Fortunately, she had an excellent support network of friends and family, and their presence really helped immensely. "Those who allowed me to grieve in my own time, and allowed me to express that grief in whatever way it came out, were the biggest pillar of support for me," she told us. "I cannot express how soothing it can be to be in the presence of someone in complete silence." She also found support and healing through online friends, who helped her through her darkest days.
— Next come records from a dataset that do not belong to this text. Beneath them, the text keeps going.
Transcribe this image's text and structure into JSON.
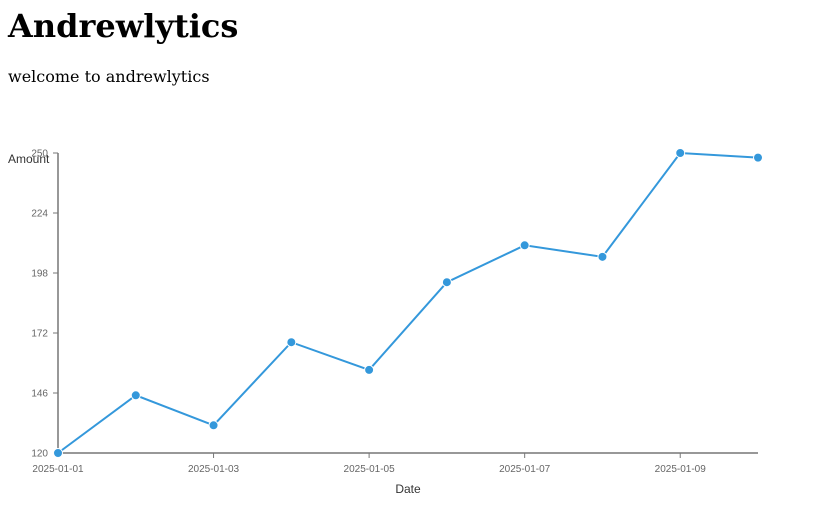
{
  "page": {
    "title": "Andrewlytics",
    "subtitle": "welcome to andrewlytics"
  },
  "colors": {
    "line": "#3498db",
    "axis": "#777777",
    "tick_text": "#666666",
    "axis_title": "#333333"
  },
  "chart_data": {
    "type": "line",
    "x": [
      "2025-01-01",
      "2025-01-02",
      "2025-01-03",
      "2025-01-04",
      "2025-01-05",
      "2025-01-06",
      "2025-01-07",
      "2025-01-08",
      "2025-01-09",
      "2025-01-10"
    ],
    "series": [
      {
        "values": [
          120,
          145,
          132,
          168,
          156,
          194,
          210,
          205,
          250,
          248
        ]
      }
    ],
    "xlabel": "Date",
    "ylabel": "Amount",
    "ylim": [
      120,
      250
    ],
    "yticks": [
      "120",
      "146",
      "172",
      "198",
      "224",
      "250"
    ],
    "xticks": [
      "2025-01-01",
      "2025-01-03",
      "2025-01-05",
      "2025-01-07",
      "2025-01-09"
    ],
    "grid": false,
    "markers": true
  }
}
Jennifer and Scott decided to bury their baby and also give him a name. "Scott and I also talked it over, and we decided to name the baby Noah, which is appropriate as it means 'rest' or 'comfort,'" she explained. "Having a name and a resting place for our baby made things a little easier, as it brought a little closure. To be honest, though, there isn't a day that goes by where I don't think about Noah, and I wonder what he'd be like now."
A mom to Maddee
Jennifer and Scott are now the parents of 3-month-old Maddee, and she is the light of their lives. "She amazes me every day as she grows and learns new things," she happily shared. "She is the best thing to ever happen to me, and I am so very lucky that I am her mom. She makes me try to be a better person every day, so I can be the mom that she deserves. I love her more than anything in this world, and I am so very excited for what the future holds for us."
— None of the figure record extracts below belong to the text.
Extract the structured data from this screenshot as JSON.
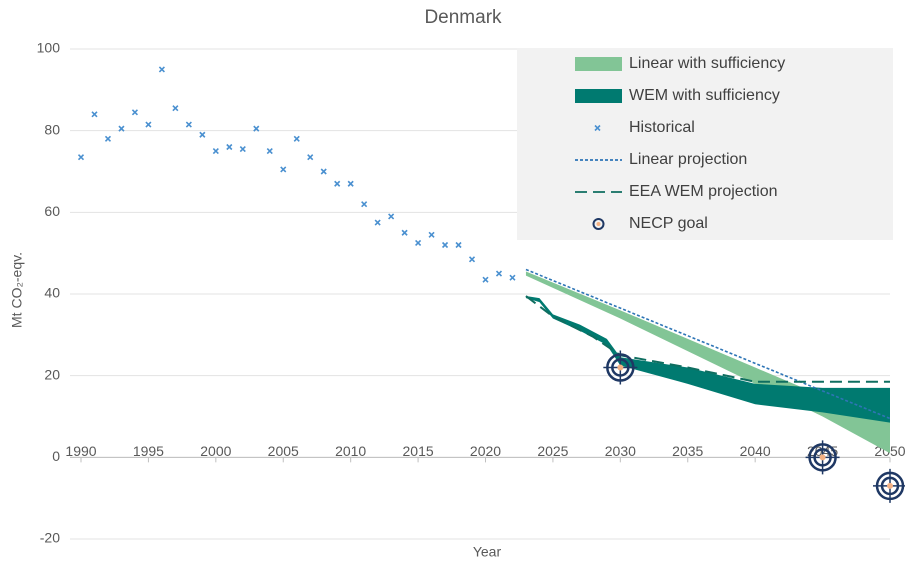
{
  "chart_data": {
    "type": "mixed",
    "title": "Denmark",
    "x_label": "Year",
    "y_label": "Mt CO₂-eqv.",
    "xlim": [
      1990,
      2050
    ],
    "xticks": [
      1990,
      1995,
      2000,
      2005,
      2010,
      2015,
      2020,
      2025,
      2030,
      2035,
      2040,
      2045,
      2050
    ],
    "ylim": [
      -20,
      100
    ],
    "yticks": [
      -20,
      0,
      20,
      40,
      60,
      80,
      100
    ],
    "grid": true,
    "legend": "upper right",
    "series": [
      {
        "name": "Linear with sufficiency",
        "type": "band",
        "color": "#82c596",
        "x": [
          2023,
          2030,
          2040,
          2045,
          2050
        ],
        "upper": [
          45.5,
          36,
          22,
          15,
          9
        ],
        "lower": [
          44.5,
          34,
          18,
          10,
          1
        ]
      },
      {
        "name": "WEM with sufficiency",
        "type": "band",
        "color": "#007a70",
        "x": [
          2023,
          2024,
          2025,
          2027,
          2029,
          2030,
          2035,
          2040,
          2045,
          2050
        ],
        "upper": [
          39.5,
          39,
          35,
          32.5,
          29,
          24.5,
          22,
          18,
          17,
          17
        ],
        "lower": [
          39,
          38,
          34,
          31,
          27.5,
          22.5,
          18,
          13,
          11,
          8.5
        ]
      },
      {
        "name": "Historical",
        "type": "scatter",
        "color": "#4a90d0",
        "x": [
          1990,
          1991,
          1992,
          1993,
          1994,
          1995,
          1996,
          1997,
          1998,
          1999,
          2000,
          2001,
          2002,
          2003,
          2004,
          2005,
          2006,
          2007,
          2008,
          2009,
          2010,
          2011,
          2012,
          2013,
          2014,
          2015,
          2016,
          2017,
          2018,
          2019,
          2020,
          2021,
          2022
        ],
        "values": [
          73.5,
          84,
          78,
          80.5,
          84.5,
          81.5,
          95,
          85.5,
          81.5,
          79,
          75,
          76,
          75.5,
          80.5,
          75,
          70.5,
          78,
          73.5,
          70,
          67,
          67,
          62,
          57.5,
          59,
          55,
          52.5,
          54.5,
          52,
          52,
          48.5,
          43.5,
          45,
          44
        ]
      },
      {
        "name": "Linear projection",
        "type": "line",
        "dash": "dotted",
        "color": "#2e75b6",
        "x": [
          2023,
          2050
        ],
        "values": [
          46,
          9.5
        ]
      },
      {
        "name": "EEA WEM projection",
        "type": "line",
        "dash": "dashed",
        "color": "#0f6e60",
        "x": [
          2023,
          2025,
          2028,
          2030,
          2035,
          2040,
          2045,
          2050
        ],
        "values": [
          39.5,
          34.5,
          29.5,
          25,
          22,
          18.5,
          18.5,
          18.5
        ]
      },
      {
        "name": "NECP goal",
        "type": "goal",
        "color": "#1f3864",
        "x": [
          2030,
          2045,
          2050
        ],
        "values": [
          22,
          0,
          -7
        ]
      }
    ]
  }
}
^ For moms who are suffering
She also had a few words of advice for moms who have suffered through a loss of their own. She said loss is such a personal experience that you need to grieve in whatever way feels right for you, and for as long as you need to. "If you can, talk to other women who have been through similar experiences," she suggested. "Pregnancy loss can make you feel so isolated and alone, and it helps knowing that other people have gone through the experience and come out the other side. Don't be surprised if you find yourself thinking about your loss from time to time. It's a painful journey, and it leaves its mark on your soul, but you will find a new 'normal,' and every day it gets easier to cope. Finally, be kind to yourself. If there's one thing that is the most destructive, it's blaming yourself for what happened."